I alluded to the fact that my family doesn't have many stories, a hunch that I had when Cassie first announced this topic and which I now know after I struggled this week to think of stories to write about. We're pretty good on family history, I know where my grandparents came from, what they did, etc. But little family anecdotes? Not so much. There are a few little things I can think of, however, and I'll share those now.

-My mom used to play the cello when she was in high school and she likes to tell the little story of how, when her sisters and she were little (there are four of them total), they would get together, dress up like The Beatles, and pretend to put on a concert using their violins and cellos (they all played) as guitars. Pretty adorable, right? (Perhaps also a precursor to her daughter dressing up and pretending to be a student at Hogwarts... what?)

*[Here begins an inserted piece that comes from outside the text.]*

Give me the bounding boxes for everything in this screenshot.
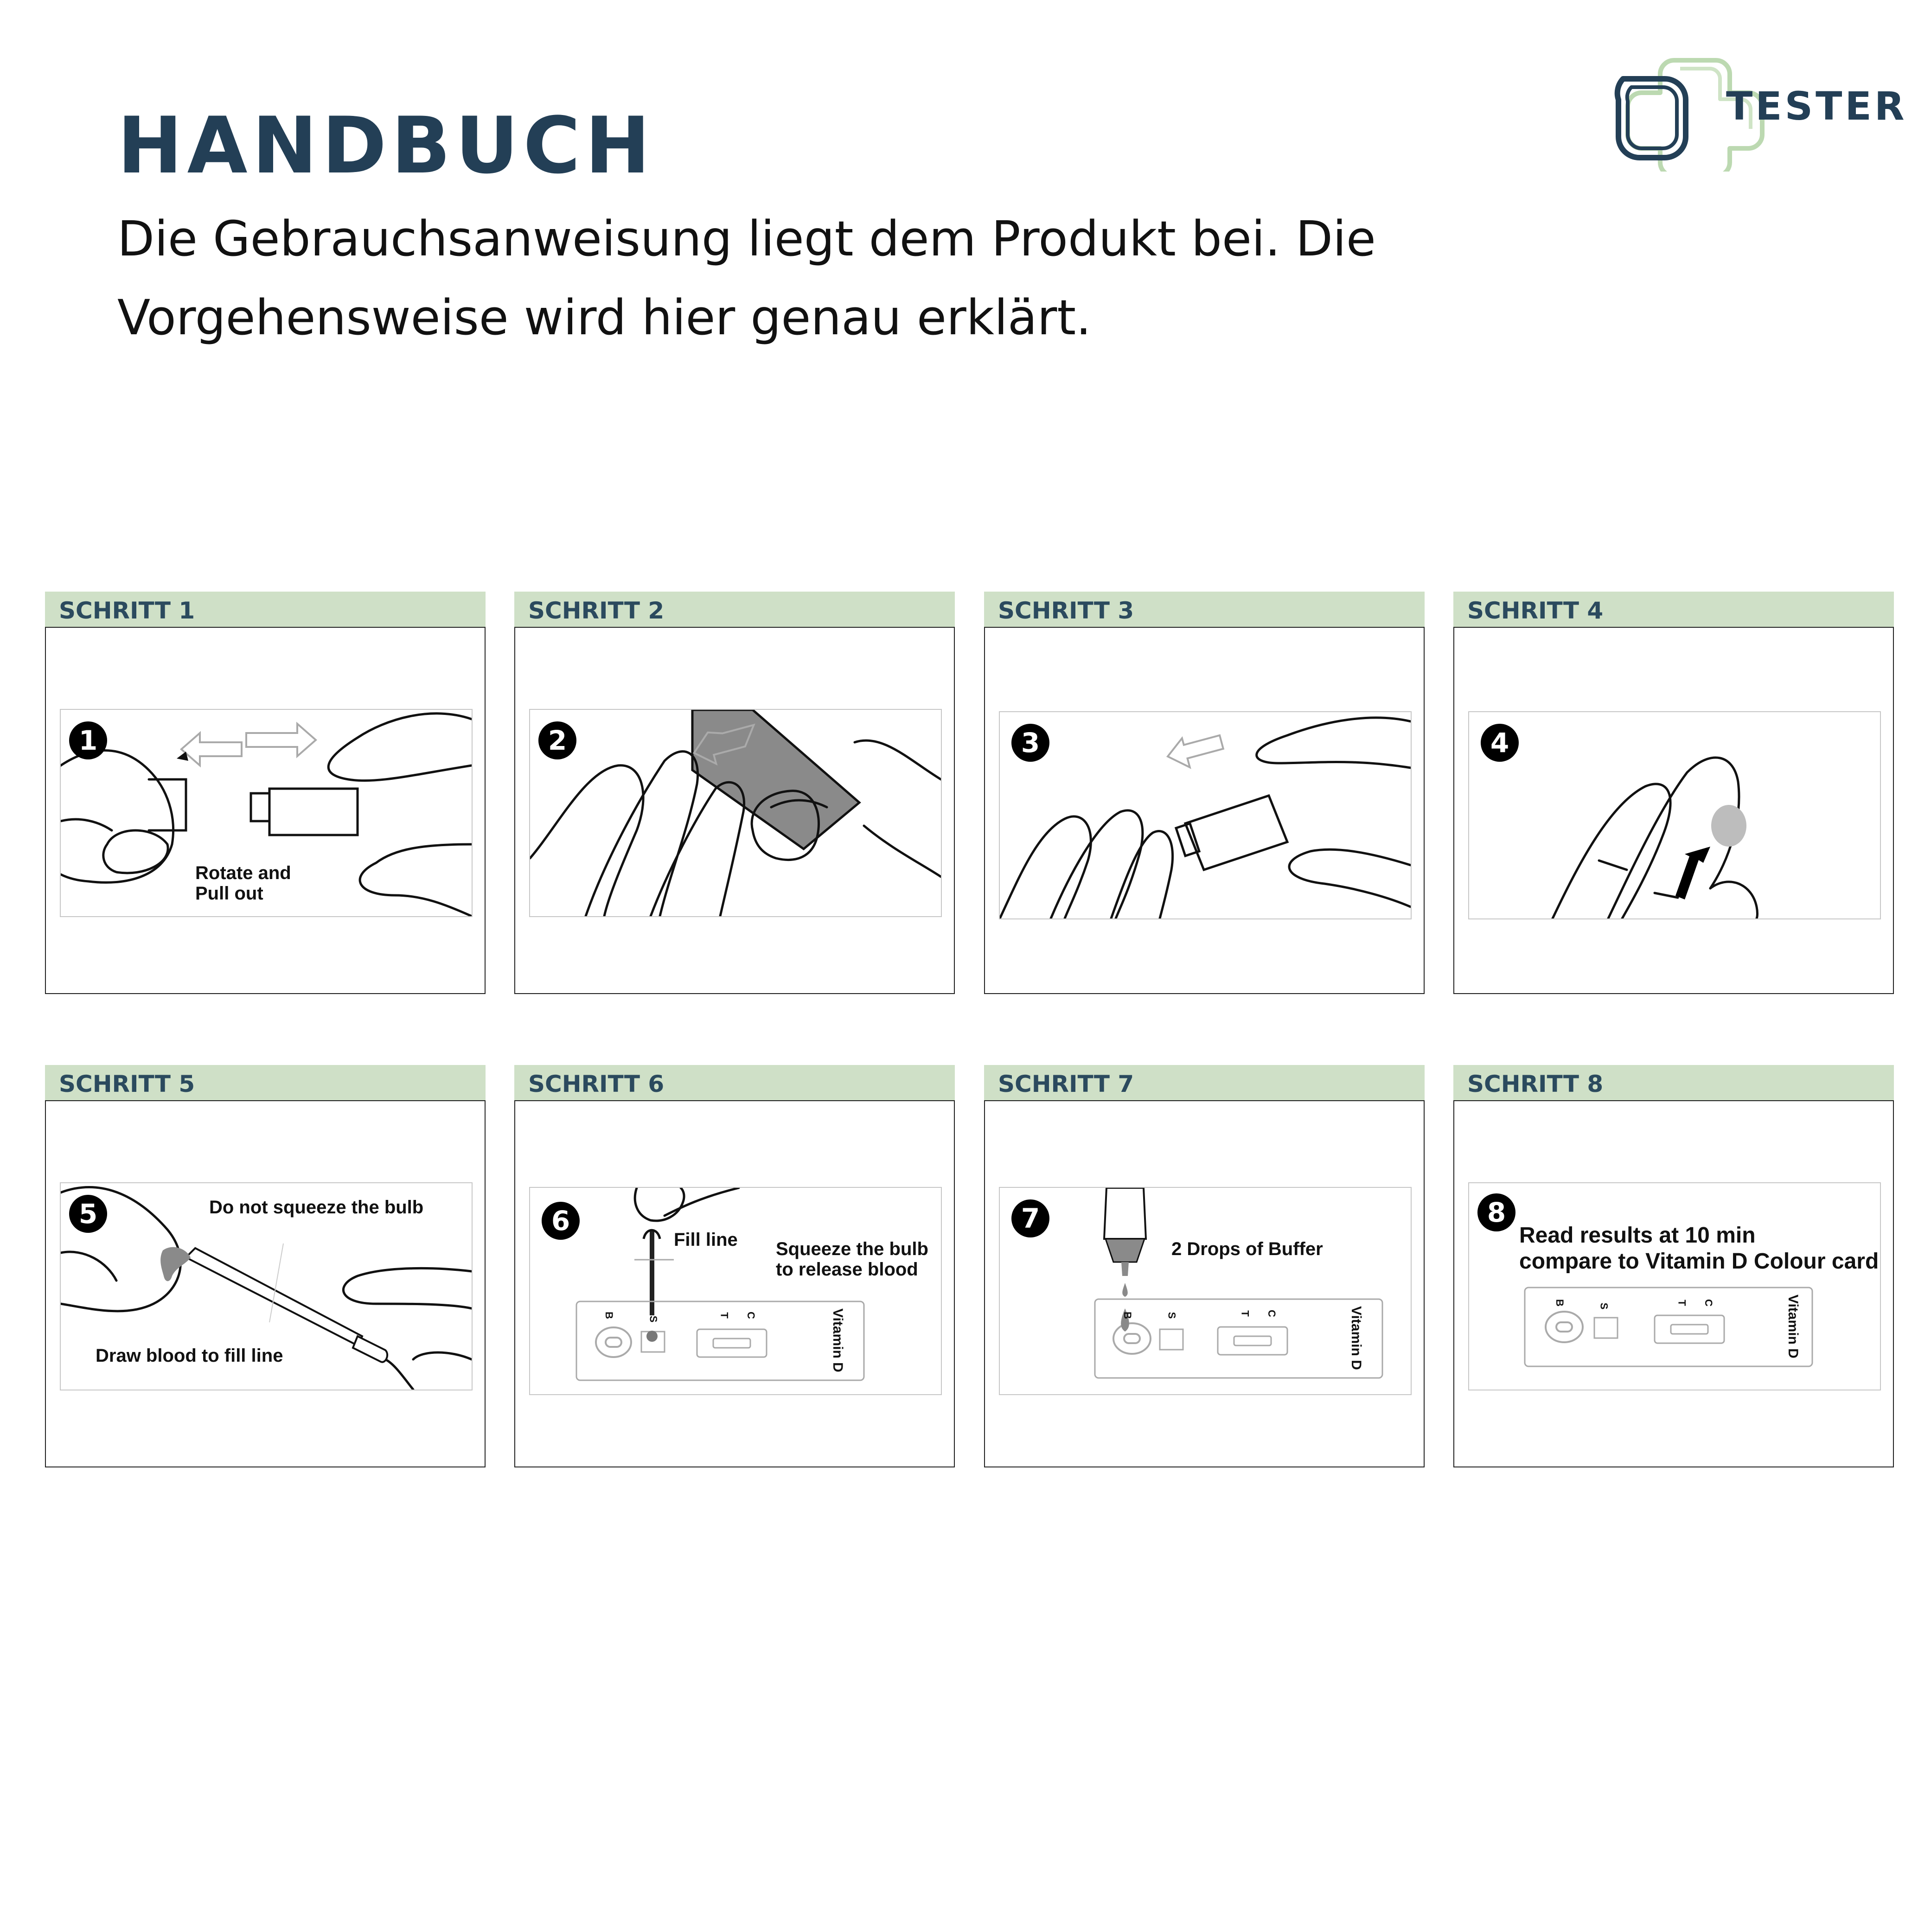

-My mom's mom (aka maternal grandmother, to use Cassie's wording!) raised four daughters at home, but also worked as a reporter for, I believe, The Hartford Courant. That may not be the paper, but it was one of the local Connecticut newspapers. She would go around town with my mom and aunts in tow, collecting stories, then write them up at home on a typewriter in between cooking and taking care of the kids (it was the 50s, so that housewife role was still in full force), and then hurry over to a bus stop where the driver would take her stories into town and deliver them by the deadline. My aunt has a newspaper clipping from when a story was written about her, showing her (with one of my aunts or my mom, I don't remember who) handing off an envelope full of stories to the bus driver. I never knew my maternal grandmother, so seeing that picture and hearing the story was really nice and helped me get more of a picture of her.

I have tried and failed to come up with a story from my dad's side of the family. There are little things like the fact that he was a very difficult child, something my grandma (his mom) would tell me a lot, but I never got any specific examples, just the general thought that he was difficult. The one story I can think of isn't the most happy. My dad is deaf in one ear and the story is of how he found out. They were doing those usual hearing tests at school and when he got home from school that day, he found his mom crying at the kitchen table because they'd called to tell her that he couldn't hear in one of his ears. Yupp, a real upper that story is. (He gets by just fine hearing out of his one ear, if you're wondering!)

I can not think of any other stories, so there we go for this week.